- Promotional poster
- Directed by: Vinod Kapri
- Written by: Vinod Kapri
- Produced by: Bhagirathi Joshi; Sakshi Joshi;
- Cinematography: Manav Yadav
- Edited by: Hemanti Sarkar
- Music by: Vishal Bhardwaj
- Production company: Bhagirathi Films
- Distributed by: Disney+ Hotstar
- Release date: 24 March 2021;
- Running time: 86 minutes
- Country: India
- Language: Hindi

= 1232 KMS =

1232 KMS is a 2021 Indian Hindi-language documentary film directed by Vinod Kapri. It chronicles the Indian migrant workers during the COVID-19 pandemic and the impact of the lockdown on them. The film was released on Disney+ Hotstar on 24 March 2021.

==Production==
In March 2020, India went into a nationwide lockdown to prevent the spread of the COVID-19 virus. During that time, Kapri was helping seven migrant labourers from Ghaziabad with food and other essentials. But they would keep calling him after 3–4 days felt it was "embarrassing". The next time the ration ran out, they decided to leave for their village in Saharsa which was 1232 km away from Ghaziabad. On 27 April, seven of them had left. Kapri left with his associate director Manav Yadav in a car the next morning and found them near Sambhal.

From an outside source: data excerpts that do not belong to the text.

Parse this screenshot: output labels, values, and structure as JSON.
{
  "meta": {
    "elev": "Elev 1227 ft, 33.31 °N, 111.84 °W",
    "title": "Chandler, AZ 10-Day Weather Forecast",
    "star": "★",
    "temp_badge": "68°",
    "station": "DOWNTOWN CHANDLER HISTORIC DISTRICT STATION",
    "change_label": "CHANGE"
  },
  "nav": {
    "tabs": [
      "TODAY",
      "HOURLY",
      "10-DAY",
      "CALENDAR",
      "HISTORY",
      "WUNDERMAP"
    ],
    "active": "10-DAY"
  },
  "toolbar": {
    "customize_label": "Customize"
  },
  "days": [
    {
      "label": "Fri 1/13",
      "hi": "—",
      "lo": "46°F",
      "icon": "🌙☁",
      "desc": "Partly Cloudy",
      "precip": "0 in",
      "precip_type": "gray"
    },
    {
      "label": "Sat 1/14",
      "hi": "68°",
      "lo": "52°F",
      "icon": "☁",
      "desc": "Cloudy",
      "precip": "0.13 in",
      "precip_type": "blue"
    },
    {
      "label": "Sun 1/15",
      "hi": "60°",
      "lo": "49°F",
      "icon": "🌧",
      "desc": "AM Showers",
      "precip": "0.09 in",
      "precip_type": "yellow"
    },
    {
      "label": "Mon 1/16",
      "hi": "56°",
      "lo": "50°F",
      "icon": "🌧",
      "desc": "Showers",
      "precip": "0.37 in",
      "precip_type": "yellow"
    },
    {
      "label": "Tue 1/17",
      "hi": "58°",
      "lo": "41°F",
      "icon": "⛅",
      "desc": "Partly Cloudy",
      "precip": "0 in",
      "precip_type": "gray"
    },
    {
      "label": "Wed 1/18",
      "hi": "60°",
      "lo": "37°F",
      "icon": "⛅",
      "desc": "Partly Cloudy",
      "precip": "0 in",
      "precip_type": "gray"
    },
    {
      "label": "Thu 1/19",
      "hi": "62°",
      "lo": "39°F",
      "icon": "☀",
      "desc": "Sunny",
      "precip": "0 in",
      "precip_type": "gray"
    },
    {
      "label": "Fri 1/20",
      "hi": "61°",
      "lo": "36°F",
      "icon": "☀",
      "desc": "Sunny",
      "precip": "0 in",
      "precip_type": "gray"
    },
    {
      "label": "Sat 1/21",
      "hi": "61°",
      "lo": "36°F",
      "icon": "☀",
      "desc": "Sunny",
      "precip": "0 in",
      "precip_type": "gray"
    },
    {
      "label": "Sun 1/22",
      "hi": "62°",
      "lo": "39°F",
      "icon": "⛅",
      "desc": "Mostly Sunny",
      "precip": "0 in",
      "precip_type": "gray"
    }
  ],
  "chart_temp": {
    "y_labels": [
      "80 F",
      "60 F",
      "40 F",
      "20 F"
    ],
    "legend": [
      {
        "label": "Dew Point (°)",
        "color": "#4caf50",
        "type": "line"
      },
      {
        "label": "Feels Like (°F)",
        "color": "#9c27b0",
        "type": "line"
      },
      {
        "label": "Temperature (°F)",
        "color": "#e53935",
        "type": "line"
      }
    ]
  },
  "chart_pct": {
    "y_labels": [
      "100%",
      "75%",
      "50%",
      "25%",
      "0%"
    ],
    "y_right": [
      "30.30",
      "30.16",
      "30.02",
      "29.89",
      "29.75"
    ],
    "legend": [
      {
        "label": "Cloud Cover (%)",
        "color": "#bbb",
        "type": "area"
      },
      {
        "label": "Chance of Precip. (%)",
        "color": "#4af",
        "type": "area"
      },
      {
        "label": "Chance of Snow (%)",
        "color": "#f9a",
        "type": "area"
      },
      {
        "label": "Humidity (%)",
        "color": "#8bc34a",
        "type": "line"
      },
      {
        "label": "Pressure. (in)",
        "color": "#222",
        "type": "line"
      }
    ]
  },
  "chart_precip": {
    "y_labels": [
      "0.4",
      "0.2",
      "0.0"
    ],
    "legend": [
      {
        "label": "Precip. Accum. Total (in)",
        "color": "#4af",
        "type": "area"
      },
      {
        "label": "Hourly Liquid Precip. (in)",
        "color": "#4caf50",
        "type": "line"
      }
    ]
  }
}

Kapri said "I advised them not to move out, holding them on for two weeks. When they decided to leave for Bihar, I wanted to document their journey." Over the next week, the labourers traveled to their village on bicycles and hitchhiked trucks with minuscule money. Kapri felt that society failed them during the crisis, "these people build our homes, but when there was a crisis, we ignored them. This documentary gives them a face and tells their story". Kapri shot the film with his assistant, without a proper crew.

==Music==

Vishal Bhardwaj composed "Marenge Toh Wahin Jaakar" and "O Re Bidesiya" with Gulzar writing the lyrics. Gulzar initially had written a poem on the plight of the migrant labourers which he tweaked to make it lyrical. The album released on 28 March 2021, featured three tracks; one being a reprised version of "O Re Bidesiya". Sukhwinder Singh, Vishal and Rekha Bhardwaj contributed the vocals.

Track listing
| No. | Title | Singer(s) | Length |
|---|---|---|---|
| 1. | "Marenge To Wahin Jaakar" | Sukhwinder Singh, Vishal Bhardwaj | 4:16 |
| 2. | "O Re Bidesiya" | Rekha Bhardwaj | 3:40 |
| 3. | "O Re Bidesiya (Reprise)" | Sukhwinder Singh, Vishal Bhardwaj | 4:29 |
| Total length: |  |  | 12:25 |

== Release ==
The official trailer of 1232 KMS was released on YouTube on 17 March 2021, and opened to positive response from critics and viewers. The film was released through Disney+ Hotstar on 24 March 2021, as the announcement of the nationwide lockdown to curb COVID-19 pandemic, happened on the same date. (Note: The nationwide lockdown to curb COVID-19 was announced by Indian Prime Minister Narendra Modi on 24 March 2020.)

== Reception ==
Tatsam Mukherjee of Firstpost opined "In a country, where most news channels with far-reaching impact have let this crisis unfold in the background without any coverage, 1232 km lies in an enviable position without a contemporary film tackling a similar theme." Nandini Ramnath writing for Scroll.in said, "The 86-minute documentary is a timely reminder of the perilous journeys of migrants during the 2020 lockdown". Giving 4 out of 5 stars, Roktim Rajpal of Deccan Herald stated 1232 KMS documentary is "hard-hitting" and a wise approach as it makes the documentary a lot more relatable. Shubham Kulkarni of Koimoi stated "It isn't just another documentary that's preachy and self-indulgent. It is an effort to show you what the pandemic looked like for the people neglected." Film critic Rhea Srivatsava gave 3 out of 5 in her review for LetsOTT stating "The film deserves one watch, even if it is to get off our privileged positions and see the damage and devastation of the pandemic beyond people's lives because it is one that will linger on for the unforeseeable future."

Roktim Rajpal from Deccan Chronicle gave a rating of 4/5. Amar Ujala rated the film 4/5.